Meskipun pujian itu sebagian besar dimaksudkan untuk membuatnya tetap termotivasi, faktanya tetap bahwa inilah satu-satunya tempat di mana dia mendekati peran utama, karena itu dia masih belum bisa menghilangkan perasaan kehilangan ini.

Pada hari-hari seperti ini saat dia melihat teman-temannya menjalani masa muda mereka dengan gaya yang hebat, perasaan kehilangan itu hanya meningkat lagi.

"Ahh, aku perlu pergi ke sekolah persiapan."

Yasuo terguncang dari lamunannya oleh getaran SlimPhone-nya akibat pemberitahuan pesan kecil, dia melihat waktu yang ditunjukkan pada jam, dan kembali ke pintu gerbang.

Sekolah persiapannya berada di dekat Stasiun Tokorozawa, yang paling dekat dengan rumahnya.

Butuh waktu lebih dari sepuluh menit dengan kereta api lokal untuk naik dari Stasiun Tokorozawa ke stasiun yang terdekat dengan sekolahnya. Namun, berjalan dari sekolah ke stasiun terdekat akan memakan waktu lebih dari dua puluh menit karena perlu melewati jalan belakang yang lebih kecil melalui ladang besar dan lahan pertanian untuk melewati jalan raya nasional.

Yasuo berpikir bahwa dia harus cepat-cepat, tapi pikiran negatifnya memperlambatnya. Fakta bahwa sudah waktunya pergi ke sekolah persiapan berarti saat dia harus kembali ke rumah semakin dekat.

Begitu sampai di rumah, Diana akan berada di sana. Sepertinya dia takkan kembali sampai dia mencapai tujuannya.

Masalahnya saat ini bukanlah hal-hal yang dia katakan itu benar atau tidak. Kalau dia bertemu dengannya, dia akan kembali dipaksa mengingat apa yang terjadi kemarin dan pagi ini, dan lebih dari apapun:

"...Ada apa dengan semua pembicaraan tentang Pahlawan dan Sage?"
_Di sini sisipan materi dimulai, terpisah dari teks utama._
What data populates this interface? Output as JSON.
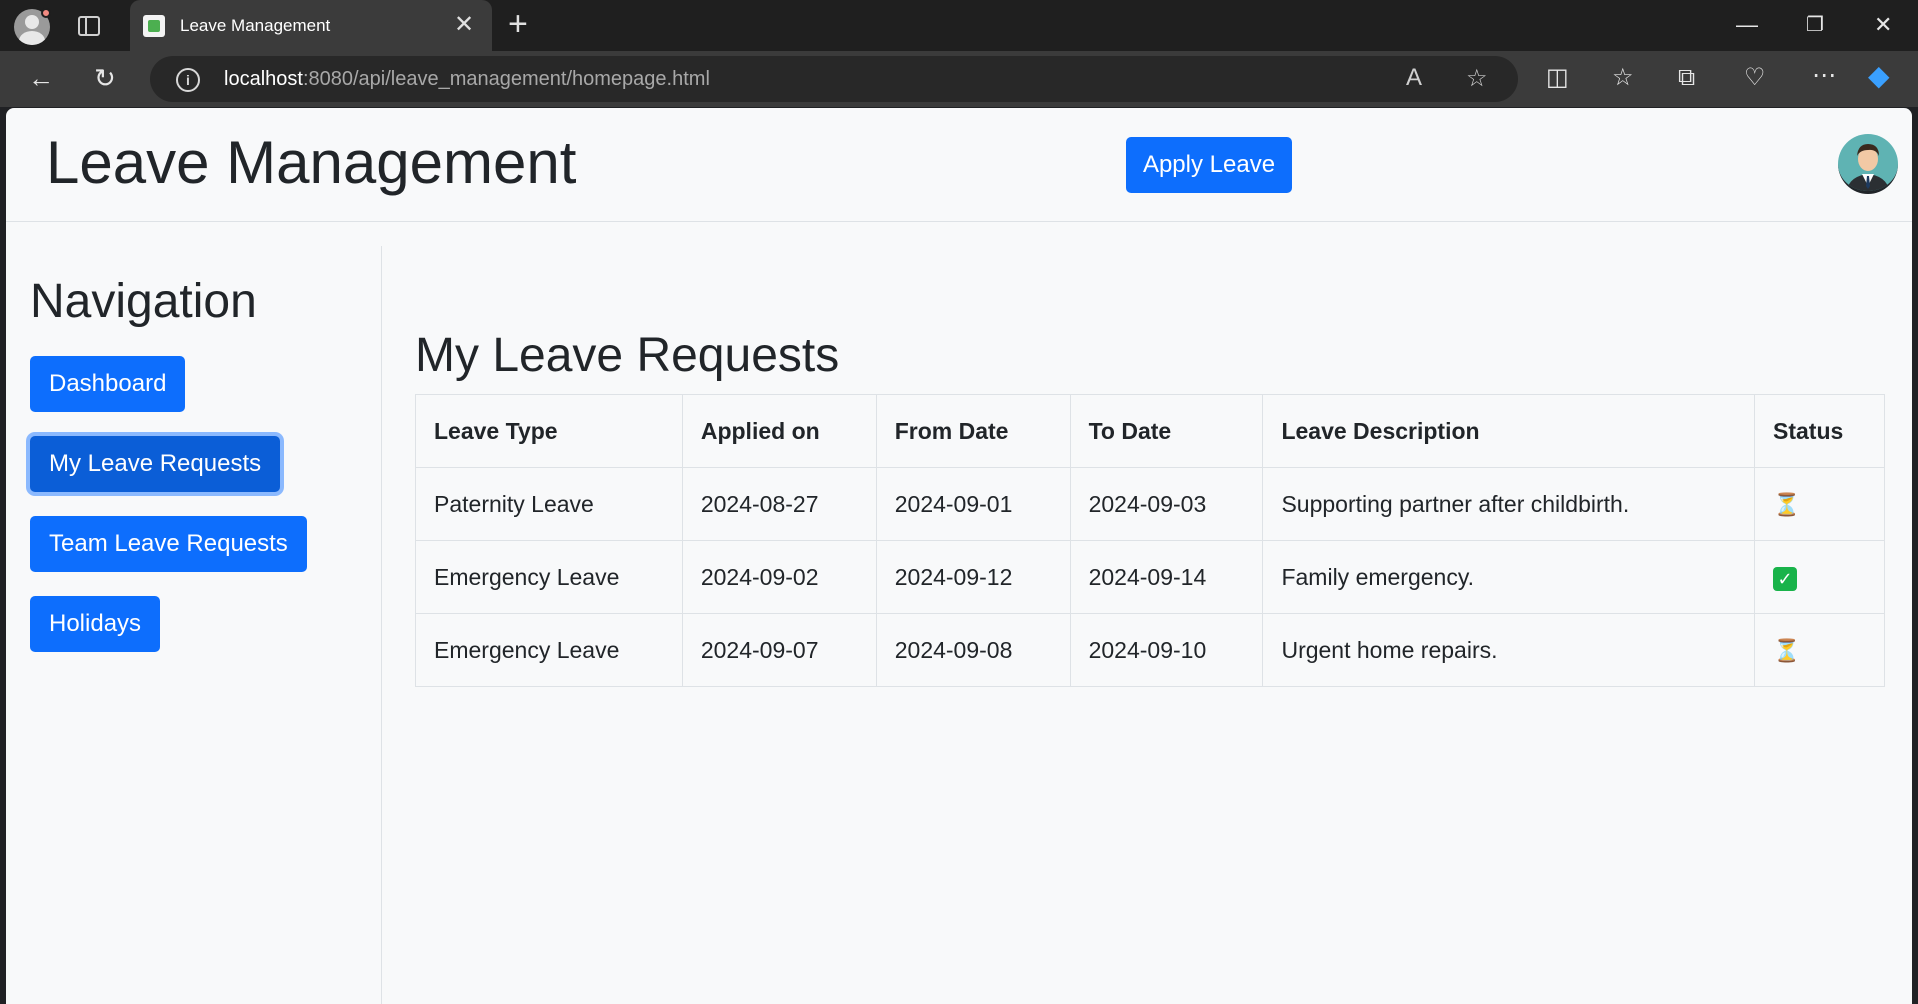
{
  "browser": {
    "tab_title": "Leave Management",
    "url_host": "localhost",
    "url_rest": ":8080/api/leave_management/homepage.html"
  },
  "header": {
    "brand": "Leave Management",
    "apply_label": "Apply Leave"
  },
  "sidebar": {
    "title": "Navigation",
    "items": [
      {
        "label": "Dashboard"
      },
      {
        "label": "My Leave Requests",
        "active": true
      },
      {
        "label": "Team Leave Requests"
      },
      {
        "label": "Holidays"
      }
    ]
  },
  "main": {
    "title": "My Leave Requests",
    "columns": [
      "Leave Type",
      "Applied on",
      "From Date",
      "To Date",
      "Leave Description",
      "Status"
    ],
    "rows": [
      {
        "type": "Paternity Leave",
        "applied": "2024-08-27",
        "from": "2024-09-01",
        "to": "2024-09-03",
        "description": "Supporting partner after childbirth.",
        "status": "pending"
      },
      {
        "type": "Emergency Leave",
        "applied": "2024-09-02",
        "from": "2024-09-12",
        "to": "2024-09-14",
        "description": "Family emergency.",
        "status": "approved"
      },
      {
        "type": "Emergency Leave",
        "applied": "2024-09-07",
        "from": "2024-09-08",
        "to": "2024-09-10",
        "description": "Urgent home repairs.",
        "status": "pending"
      }
    ]
  },
  "icons": {
    "pending": "hourglass-icon",
    "approved": "check-icon"
  },
  "colors": {
    "primary": "#0d6efd",
    "approved": "#19b34a"
  }
}
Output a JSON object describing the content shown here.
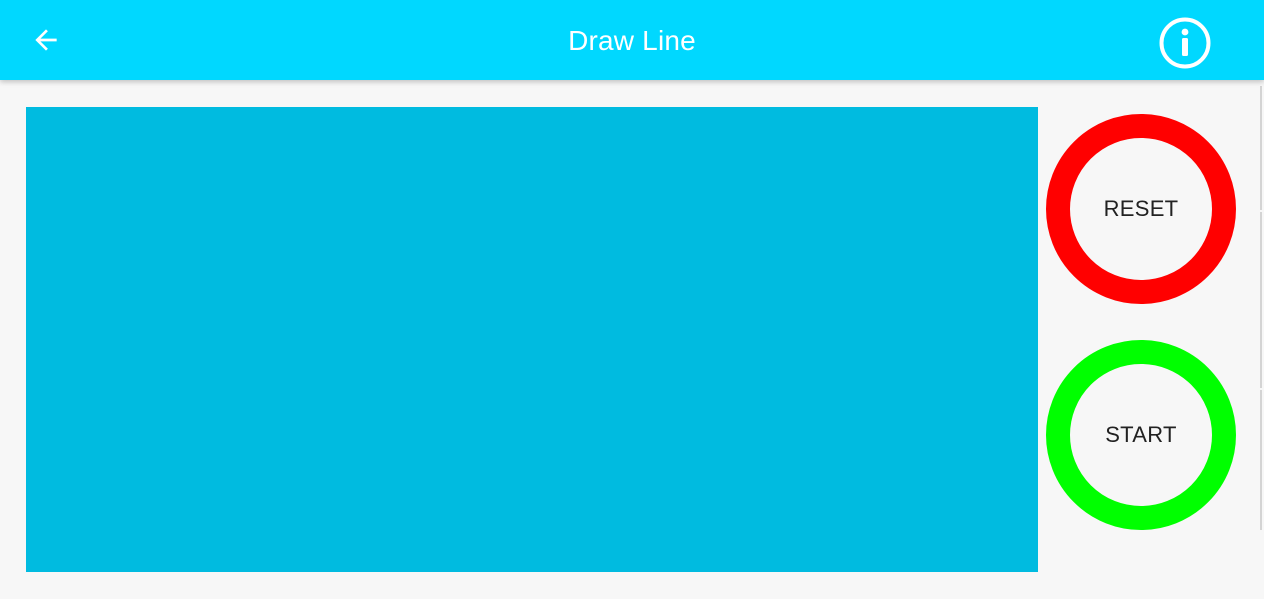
{
  "app_bar": {
    "title": "Draw Line",
    "back_icon": "arrow-left-icon",
    "info_icon": "info-circle-icon"
  },
  "canvas": {
    "color": "#00bbe0"
  },
  "controls": {
    "reset": {
      "label": "RESET",
      "ring_color": "#ff0000"
    },
    "start": {
      "label": "START",
      "ring_color": "#00ff00"
    }
  },
  "colors": {
    "app_bar": "#00d8ff",
    "background": "#f7f7f7",
    "title_text": "#ffffff",
    "button_text": "#222222"
  }
}
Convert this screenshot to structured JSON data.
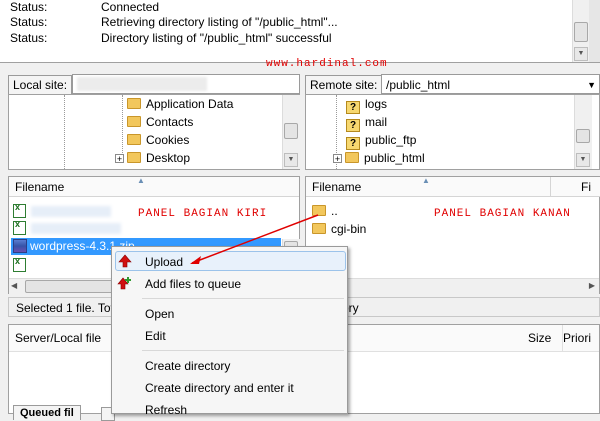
{
  "watermark": "www.hardinal.com",
  "log": [
    {
      "label": "Status:",
      "msg": "Connected"
    },
    {
      "label": "Status:",
      "msg": "Retrieving directory listing of \"/public_html\"..."
    },
    {
      "label": "Status:",
      "msg": "Directory listing of \"/public_html\" successful"
    }
  ],
  "local": {
    "site_label": "Local site:",
    "tree": [
      "Application Data",
      "Contacts",
      "Cookies",
      "Desktop"
    ],
    "filename_header": "Filename",
    "annotation": "PANEL BAGIAN KIRI",
    "selected_file": "wordpress-4.3.1.zip",
    "status": "Selected 1 file. Tota"
  },
  "remote": {
    "site_label": "Remote site:",
    "path": "/public_html",
    "tree": [
      "logs",
      "mail",
      "public_ftp",
      "public_html"
    ],
    "filename_header": "Filename",
    "filesize_header": "Fi",
    "annotation": "PANEL BAGIAN KANAN",
    "files": [
      "..",
      "cgi-bin"
    ],
    "status": "ory"
  },
  "queue": {
    "server_local_header": "Server/Local file",
    "size_header": "Size",
    "priority_header": "Priori",
    "tab": "Queued fil"
  },
  "context_menu": {
    "items": [
      "Upload",
      "Add files to queue",
      "Open",
      "Edit",
      "Create directory",
      "Create directory and enter it",
      "Refresh"
    ]
  },
  "colors": {
    "annotation": "#e00000",
    "selection": "#3399ff",
    "upload_arrow": "#d01010"
  }
}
Dia mengira bahwa orangtuanya hanyalah pria setengah baya dan wanita biasa, tapi sebenarnya mereka mungkin adalah tokoh terdepan dari dunia yang luar biasa. Dia takut akan kemungkinan itu.

Kalau ayahnya mengeraskan tekadnya dan menerima undangan Diana untuk pergi ke suatu tempat yang jauh, dan ibunya setuju dengan keputusan itu, maka Yasuo sekali lagi akan kehilangan tempat di mana dia bisa berada dalam kedamaian.

Bahkan pada saat ini, kediaman Kenzaki diguncang oleh badai proklamasi Diana, namun orangtuanya masih membayar sekolah pribadinya, sekolah persiapannya, dan juga siap membayar kuliahnya. Dalam hal ini, sekaranglah waktunya untuk bekerja keras dan berkonsentrasi pada pelajarannya sehingga dia bisa memenangkan sebuah tempat untuk dirinya sendiri di masyarakat.

Dia berharap setidaknya mereka bisa membicarakan tentang Pahlawan, Raja Iblis, dan dunia alternatif sampai ujiannya berakhir.